Türkische Fahnen und das Bauchweh eines Wissenschaftlers

Wir müssen mehr in Bildung, Unis, Forschung, Integration investieren. Denn die Erdoğans stehen bereits vor der Tür.

Die schöne türkische Fahne ist Symbol einer uralten Kulturnation. Geschwenkt wurde sie gerade in Österreich, weil man in der Türkei versuchte, die gewählte Regierung wegzuputschen. Wäre dies der einzige Grund für den Protest der türkischstämmigen Landsleute, würde ich dem Leserbrief des Botschafters der Türkei, Hasan Göğüş, vom 21. 7. zustimmen. Aber man kann den berechtigten Protest gegen den Putsch nicht von der Begeisterung für Recep Tayyip Erdoğan trennen. Er bereitet seine absolute Machtergreifung schon lang durch Knebelung von Journalisten und Intellektuellen vor. Er hat die Situation nun zum Gegenputsch genutzt.

Das massive Vorgehen gegen Lehrer, Uni-Leute und generell gegen die Eliten ist ein Merkmal nahezu aller gewalttätiger Machtübernahmen der Weltgeschichte: Pol Pot, Hitler, Stalin, Kulturrevolution in China, Pinochet etc. – immer waren Intellektuelle und Eliten zuerst dran. Dass Erdoğan nun versichert, die „einfachen Leute“ hätten nichts zu befürchten, passt genau ins Bild, das betonte man immer bei allen diesen Ereignissen.

Für die westlichen Demokratien folgt daraus, dass man einerseits auf große Distanz zu diesem Regime gehen muss, das noch dazu die Netzwerke des IS im eigenen Land duldet. Man muss nun aber vor allem Solidarität mit den türkischen Kollegen üben. Ein paar Hundert bis Tausend von ihnen werden nach Österreich flüchten. Sie sind nicht nur aus Humanität gastlich aufzunehmen, sondern auch als hochwillkommene Verbündete unserer liberalen Demokratie gegen fahnenschwenkende Mobs jeglicher Orientierung.

Dass wir heute offenbar einen Mob türkischer Prägung in Österreich haben, ist Ergebnis jahrzehntelanger verfehlter Einwanderungspolitik und misslungener Integration. Wir nehmen Menschen aus humanitären oder wirtschaftlichen Gründen auf, fragen aber nicht nach ihrer Qualifikation, wie Kanada oder Australien dies tun.

So kamen dieselben bildungsfernen Leute ins Land, die in den vergangenen Jahrzehnten auch Istanbul unterwanderten und Erdoğan an die Macht brachten.
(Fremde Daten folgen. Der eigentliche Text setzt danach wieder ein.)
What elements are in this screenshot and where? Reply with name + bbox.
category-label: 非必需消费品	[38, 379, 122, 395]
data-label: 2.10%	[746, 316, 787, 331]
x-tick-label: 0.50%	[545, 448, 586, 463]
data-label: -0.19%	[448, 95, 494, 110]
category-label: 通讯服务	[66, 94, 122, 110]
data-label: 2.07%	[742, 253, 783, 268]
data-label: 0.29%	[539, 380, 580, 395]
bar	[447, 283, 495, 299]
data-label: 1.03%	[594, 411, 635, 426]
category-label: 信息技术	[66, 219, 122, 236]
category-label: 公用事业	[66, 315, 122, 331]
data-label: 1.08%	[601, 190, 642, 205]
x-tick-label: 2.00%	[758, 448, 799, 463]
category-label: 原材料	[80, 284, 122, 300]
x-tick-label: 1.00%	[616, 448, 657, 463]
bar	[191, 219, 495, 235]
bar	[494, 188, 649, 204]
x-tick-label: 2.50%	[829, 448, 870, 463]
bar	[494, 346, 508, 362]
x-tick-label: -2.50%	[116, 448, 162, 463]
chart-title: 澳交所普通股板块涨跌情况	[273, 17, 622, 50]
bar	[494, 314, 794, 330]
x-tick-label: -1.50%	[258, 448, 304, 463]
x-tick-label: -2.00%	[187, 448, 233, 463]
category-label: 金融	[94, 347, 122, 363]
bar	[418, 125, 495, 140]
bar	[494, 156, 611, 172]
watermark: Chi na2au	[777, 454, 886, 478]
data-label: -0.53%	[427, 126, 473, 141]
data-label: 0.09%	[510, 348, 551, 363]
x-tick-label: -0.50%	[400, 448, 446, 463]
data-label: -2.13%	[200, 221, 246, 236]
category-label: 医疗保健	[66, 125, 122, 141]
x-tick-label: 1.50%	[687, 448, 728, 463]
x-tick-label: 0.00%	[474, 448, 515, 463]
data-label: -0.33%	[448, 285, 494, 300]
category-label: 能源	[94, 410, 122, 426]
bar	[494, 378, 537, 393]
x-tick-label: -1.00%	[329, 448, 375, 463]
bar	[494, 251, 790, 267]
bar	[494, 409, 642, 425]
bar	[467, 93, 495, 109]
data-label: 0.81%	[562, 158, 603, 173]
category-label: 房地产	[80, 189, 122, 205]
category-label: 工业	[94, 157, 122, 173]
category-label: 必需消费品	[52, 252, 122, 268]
Die Integration versagt dagegen bis in die dritte Generation, weil wir schon lang viel zu wenig in Bildung und Integration investiert haben. Das Ergebnis zeigt sich heute auf der Straße. Dass sich Bürger und Gäste des liberalen Österreich bemüßigt fühlen, mit islamischen Parolen für einen Diktator zu demonstrieren, ist ein deutliches Zeugnis des Systemversagens.

Auch in unserer freien Welt werden die bürgerlichen Freiheiten seit Langem scheibchenweise eingeschränkt. Die Selbstzensur unter den Intellektuellen wächst und im Namen der Sicherheit wuchert die Paranoia. Machen wir uns nichts vor: Eine Entwicklung wie in der Türkei ist auch hierzulande möglich, wenn Populismus, Nationalismus und Unbildung weiter wachsen.

Wie jetzt Erdoğan übernahmen weiland die Nazis in Deutschland die Macht – von Wahlen ausgehend und auf den fahnenschwenkenden Mob gestützt. Das heutige Österreich ist gegen solche Veränderungen vor allem deswegen nicht immun, weil eine naiv-populistische Nabelschau schon viel zu lang die Politik beherrscht. Darum einmal mehr mein „ceterum censeo“: Es ist überlebenswichtig, sofort viel mehr an Geld und Augenmerk in Bildung, Universitäten, Forschung und Integration zu investieren.

Die Erdoğans stehen auch in Österreich vor der Tür. Nicht nur für Wissenschaftler ist das ein Grund zur Beunruhigung.

Kurt Kotrschal ist Zoologe an der Uni Wien und Leiter der Konrad-Lorenz-Forschungsstelle in Grünau.